De todas as nudezes, a mais leve é a de Macária, que anda pelas tábuas do cais do porto de Cós, e respira fracassada, tendo na cara – carcomida pela maresia – uns olhos frios como os frios olhos dos bagres no Mercado dos Peixes. Comparo Macária às conchas molhadas pelos murmúrios de uma cambada de enguias: também a comparo à chuva que cai, à planta que cresce, ao mar que finge ser um relvado com uma senhora de chapéu branco chorando ao vento.
Por falar no vento, eu moro com ele – num casarão avarandado próximo ao porto – e acabei de fazer uma pequena barca. Nessa estação balneária grega de Cós, as casas têm alicerces leves para serem sopradas do lugar por uma lufada de vendaval. As casas de Cós – corroídas pelo salitre que vaza do mar – parecem cravadas num marasmo interminável.
Por toda a parte, nesse lugarejo, há marinheiros entorpecidos pelo álcool e pela cannabis, corpos flácidos de mulheres com olheiras e buços, velhos que seguram a cabeça oca para não cair e velhas que rezam o terço no rosário de pretas camáldulas.
Acabo de adquirir certo búzio num desses quiosques que beiram o porto grego de Cós – búzio – que, a partir de agora, nada mais é que esse elemento do real que vai tecer os arpões de uma narrativa. Sim, arpões, posto que cada palavra é um arpão que se crava no objeto e o arranca do nada.
Deitado em catre de ferro, numa das camas do casarão avarandado, recordo o banho de chuveiro com Macária: o que havia ali sob a ducha era uma ninfa dos bosques sedenta que eu a lambesse da clavícula ao mel do púbis.
Sei que todo corpo é calabouço para o ar: ar que nenhuma grade aprisiona. Daí que o ar contém em si o excesso de não ser e dá origem às ideias e ao pensamento imaterial.
O ar une e o pensamento separa.
O prato de ervilhas, a pétala da chuva, tudo comove à sombra que sou. O cansaço de ser frágil que nem uma jarra de porcelana me exaspera até o limite. As venezianas, no casarão avarandado em que vivo, escurecem o sol.
Na cama, em dias de tempestade, eis a que a minha sombra sonha um campo de neve e se indaga: “Como um padrão neural se torna uma estação balneária grega chamada Cós no cérebro é uma questão que a neurobiologia ainda não elucidou”.
Um de meus defeitos é fingir que sou o escritor russo Tchekov. É aos domingos que, ao fingir que sou ele, abandono ramos de chuva num dos quartos da casa.

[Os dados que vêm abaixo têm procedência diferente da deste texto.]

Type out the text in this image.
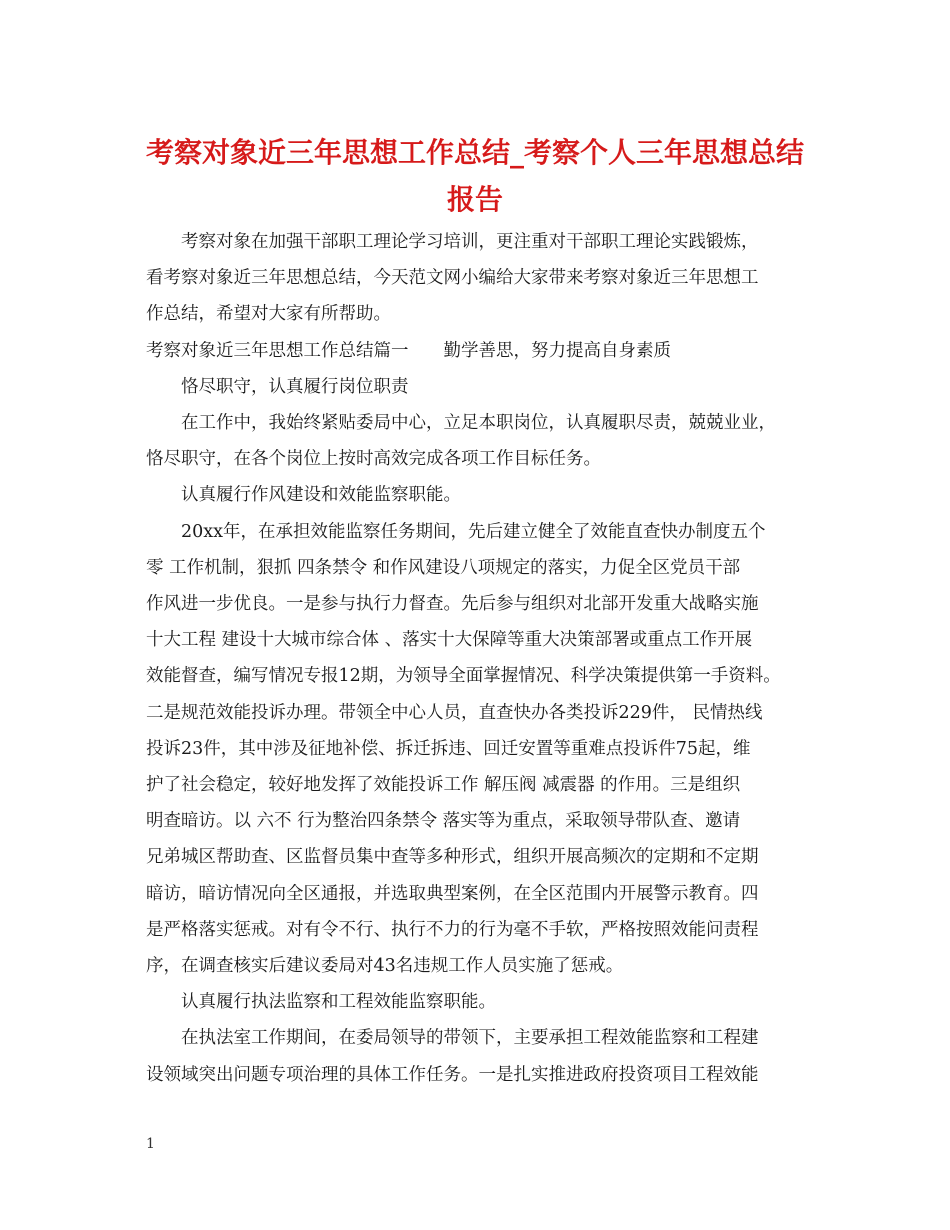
考察对象近三年思想工作总结_考察个人三年思想总结
报告
　　考察对象在加强干部职工理论学习培训，更注重对干部职工理论实践锻炼，
看考察对象近三年思想总结，今天范文网小编给大家带来考察对象近三年思想工
作总结，希望对大家有所帮助。
考察对象近三年思想工作总结篇一　　勤学善思，努力提高自身素质
　　恪尽职守，认真履行岗位职责
　　在工作中，我始终紧贴委局中心，立足本职岗位，认真履职尽责，兢兢业业，
恪尽职守，在各个岗位上按时高效完成各项工作目标任务。
　　认真履行作风建设和效能监察职能。
　　20xx年，在承担效能监察任务期间，先后建立健全了效能直查快办制度五个
零 工作机制，狠抓 四条禁令 和作风建设八项规定的落实，力促全区党员干部
作风进一步优良。一是参与执行力督查。先后参与组织对北部开发重大战略实施
十大工程 建设十大城市综合体 、落实十大保障等重大决策部署或重点工作开展
效能督查，编写情况专报12期，为领导全面掌握情况、科学决策提供第一手资料。
二是规范效能投诉办理。带领全中心人员，直查快办各类投诉229件， 民情热线
投诉23件，其中涉及征地补偿、拆迁拆违、回迁安置等重难点投诉件75起，维
护了社会稳定，较好地发挥了效能投诉工作 解压阀 减震器 的作用。三是组织
明查暗访。以 六不 行为整治四条禁令 落实等为重点，采取领导带队查、邀请
兄弟城区帮助查、区监督员集中查等多种形式，组织开展高频次的定期和不定期
暗访，暗访情况向全区通报，并选取典型案例，在全区范围内开展警示教育。四
是严格落实惩戒。对有令不行、执行不力的行为毫不手软，严格按照效能问责程
序，在调查核实后建议委局对43名违规工作人员实施了惩戒。
　　认真履行执法监察和工程效能监察职能。
　　在执法室工作期间，在委局领导的带领下，主要承担工程效能监察和工程建
设领域突出问题专项治理的具体工作任务。一是扎实推进政府投资项目工程效能
1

Os ventos altos acontecem atrás da casa, e, atrás da pele transparente dos ventos altos se vê uma ponte de pedra, depois se vê os carvalhos e o céu – que não pertencem a ninguém – contudo uma palavra de chuva faz com que eu me liberte para sempre das lavas vulcânicas do Inferno.
De solitude careço, e, nas estreitas horas, tento fisgar as belas palavras do mar – hipocampo, sargaço, calmaria – depois solto à frente de mim uma ideia ligeira que se enfia no carrascal brenhento, ali onde respira o demônio, que não existe real porque o Deus é o ar que o demônio respira: o ar que, ao cair no abismo, cai tocando piano.

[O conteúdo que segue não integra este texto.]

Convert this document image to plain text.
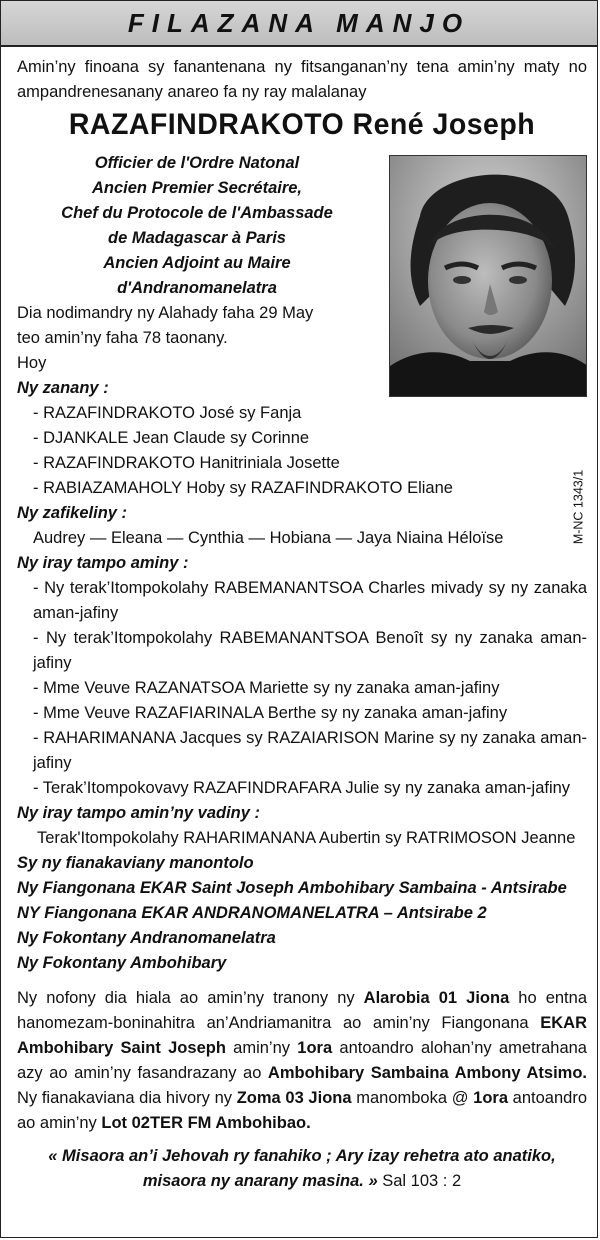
FILAZANA MANJO

Amin’ny finoana sy fanantenana ny fitsanganan’ny tena amin’ny maty no ampandrenesanany anareo fa ny ray malalanay

RAZAFINDRAKOTO René Joseph
Officier de l'Ordre Natonal
Ancien Premier Secrétaire,
Chef du Protocole de l'Ambassade
de Madagascar à Paris
Ancien Adjoint au Maire
d'Andranomanelatra

Dia nodimandry ny Alahady faha 29 May

teo amin’ny faha 78 taonany.

Hoy

Ny zanany :

- RAZAFINDRAKOTO José sy Fanja

- DJANKALE Jean Claude sy Corinne

- RAZAFINDRAKOTO Hanitriniala Josette

- RABIAZAMAHOLY Hoby sy RAZAFINDRAKOTO Eliane	M-NC 1343/1

Ny zafikeliny :

Audrey — Eleana — Cynthia — Hobiana — Jaya Niaina Héloïse

Ny iray tampo aminy :

- Ny terak’Itompokolahy RABEMANANTSOA Charles mivady sy ny zanaka aman-jafiny

- Ny terak’Itompokolahy RABEMANANTSOA Benoît sy ny zanaka aman-jafiny

- Mme Veuve RAZANATSOA Mariette sy ny zanaka aman-jafiny

- Mme Veuve RAZAFIARINALA Berthe sy ny zanaka aman-jafiny

- RAHARIMANANA Jacques sy RAZAIARISON Marine sy ny zanaka aman-jafiny

- Terak’Itompokovavy RAZAFINDRAFARA Julie sy ny zanaka aman-jafiny

Ny iray tampo amin’ny vadiny :

Terak'Itompokolahy RAHARIMANANA Aubertin sy RATRIMOSON Jeanne

Sy ny fianakaviany manontolo

Ny Fiangonana EKAR Saint Joseph Ambohibary Sambaina - Antsirabe

NY Fiangonana EKAR ANDRANOMANELATRA – Antsirabe 2

Ny Fokontany Andranomanelatra

Ny Fokontany Ambohibary

Ny nofony dia hiala ao amin’ny tranony ny Alarobia 01 Jiona ho entna hanomezam-boninahitra an’Andriamanitra ao amin’ny Fiangonana EKAR Ambohibary Saint Joseph amin’ny 1ora antoandro alohan’ny ametrahana azy ao amin’ny fasandrazany ao Ambohibary Sambaina Ambony Atsimo. Ny fianakaviana dia hivory ny Zoma 03 Jiona manomboka @ 1ora antoandro ao amin’ny Lot 02TER FM Ambohibao.

« Misaora an’i Jehovah ry fanahiko ; Ary izay rehetra ato anatiko, misaora ny anarany masina. » Sal 103 : 2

Se eu, falso Tchekov, fechar os olhos e imaginar que, no claustro românico do Hotel das Termas, sou um dos ventos altos que não dormem, as mesmas áreas de meu cérebro se ativarão, como se estivessem vendo o claustro românico no hotel das Termas, onde sou um dos ventos altos que não dormem. A verdade é que meu cérebro não sabe a diferença entre o que vê no ambiente e o que se lembra, pois os mesmos neurônios são ativados.

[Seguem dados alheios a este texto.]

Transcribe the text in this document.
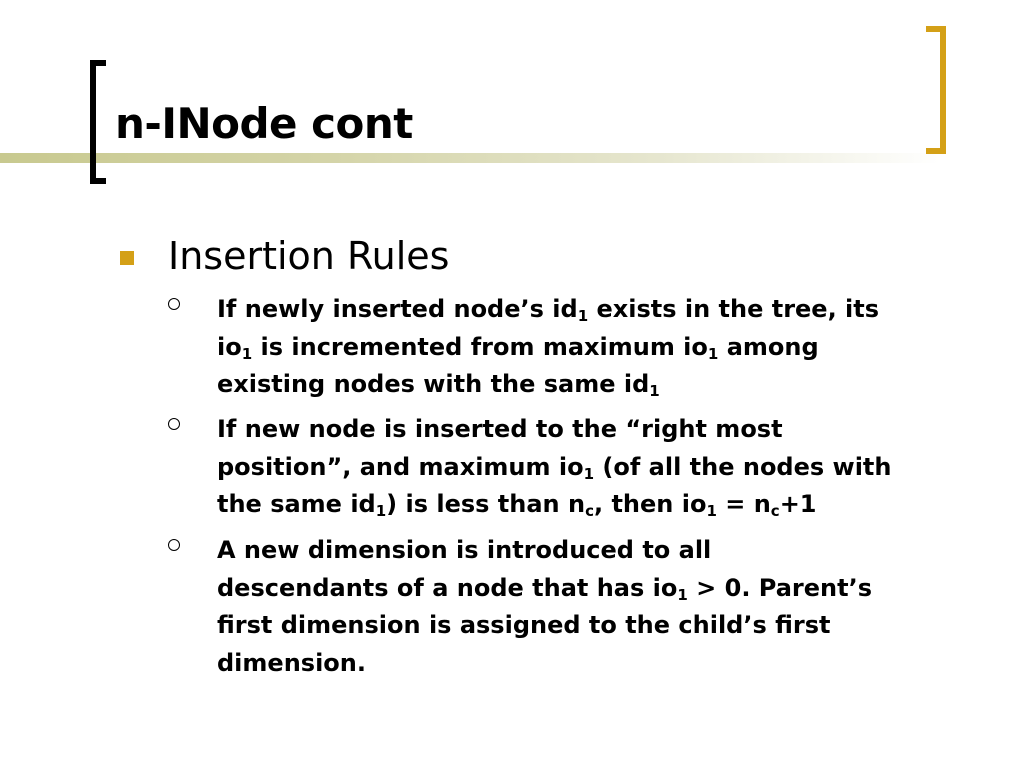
n-INode cont
Insertion Rules
If newly inserted node’s $id_1$ exists in the tree, its
$io_1$ is incremented from maximum $io_1$ among
existing nodes with the same $id_1$
If new node is inserted to the “right most
position”, and maximum $io_1$ (of all the nodes with
the same $id_1$) is less than $n_c$, then $io_1 = n_c+1$
A new dimension is introduced to all
descendants of a node that has $io_1 > 0$. Parent’s
first dimension is assigned to the child’s first
dimension.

Não com Schopenhauer, mas com o pensamento de Schopenhauer, é que me distraio nessa estação balneária grega de Cós. Não Píndaro de carne e osso, mas a Ode 13, de Píndaro, é que é vizinha de muro colado de minha memória.
Não é ao significante que se deve escutar, mas à vida, ao afeto, que já traz consigo sua plêiade signifcante. Numa penumbra de aquário, com as pálpebras baixadas rente às escotilhas dos olhos, escuto a partitura do silêncio e concluo que é a partir de um lugar vazio do sujeito que a voz exerce sua função como objeto não-substancial: esse objeto sem substância, que encarna “tudo o que não se pode dizer”, é a voz como tal; a voz que, por não pertencer ao registro sonoro, não é nem palavra, nem entonação, o que permite que um ruído (o som) possa se fazer olhar.
Mudo de assunto e penso na palavra rizanto: rizanto que é uma planta cujas flores ou pedúnculos nascem da raiz.